Can a Smart Ring Replace Birth Control?

Not on its own. However, the FDA cleared the Natural Cycles app in 2021 as software-based contraception, and that app can accept automatic temperature input from the Oura Ring instead of requiring a manual oral thermometer reading each morning. The ring itself isn’t the contraceptive; the app’s algorithm is. Natural Cycles uses daily temperature data to classify each day as either “red” (fertile, use protection or abstain) or “green” (low probability of conception). This approach is less effective than hormonal methods and requires consistent daily use to work.

The Evie Ring takes a different approach. While it’s marketed toward people who menstruate, it currently relies on user-logged data for period and cycle length rather than using its own temperature sensors to predict cycles automatically. It focuses more on mood tracking and menstrual symptoms rather than acting as a fertility or contraceptive tool.

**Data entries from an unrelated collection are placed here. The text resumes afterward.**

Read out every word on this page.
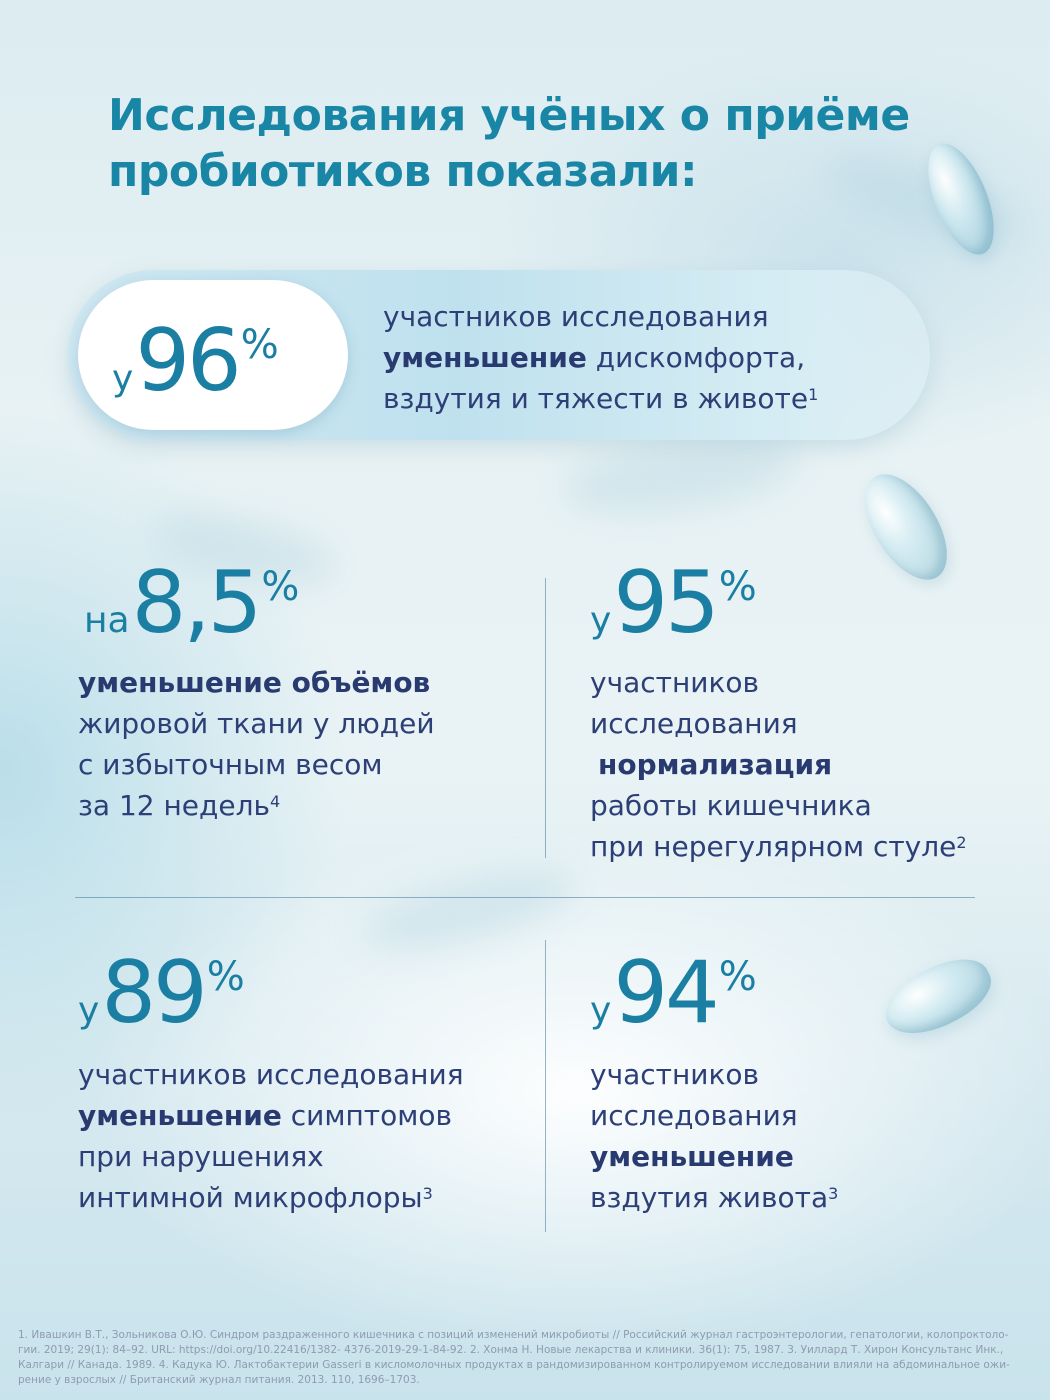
Исследования учёных о приёме
пробиотиков показали:
у96%

участников исследования
уменьшение дискомфорта,
вздутия и тяжести в животе$^1$

на8,5%

уменьшение объёмов
жировой ткани у людей
с избыточным весом
за 12 недель$^4$

у95%

участников
исследования
нормализация
работы кишечника
при нерегулярном стуле$^2$

у89%

участников исследования
уменьшение симптомов
при нарушениях
интимной микрофлоры$^3$

у94%

участников
исследования
уменьшение
вздутия живота$^3$

1. Ивашкин В.Т., Зольникова О.Ю. Синдром раздраженного кишечника с позиций изменений микробиоты // Российский журнал гастроэнтерологии, гепатологии, колопроктоло-
гии. 2019; 29(1): 84–92. URL: https://doi.org/10.22416/1382- 4376-2019-29-1-84-92. 2. Хонма Н. Новые лекарства и клиники. 36(1): 75, 1987. 3. Уиллард Т. Хирон Консультанс Инк.,
Калгари // Канада. 1989. 4. Кадука Ю. Лактобактерии Gasseri в кисломолочных продуктах в рандомизированном контролируемом исследовании влияли на абдоминальное ожи-
рение у взрослых // Британский журнал питания. 2013. 110, 1696–1703.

Which “Period Ring” Is Right for You

If you want reliable birth control that also regulates your period, the contraceptive vaginal ring is the product you’re looking for, and you’ll need to talk to a prescriber to get one. If you want a reusable, high-capacity alternative to tampons and pads, a menstrual disc with its silicone rim is worth trying. And if you want data about your cycle length, ovulation timing, or upcoming period without invasive tracking, a smart ring worn on your finger can do that passively while you sleep.

All three are sometimes called a “period ring,” but they solve completely different problems. The contraceptive ring prevents pregnancy. The menstrual disc collects fluid. The smart ring collects information.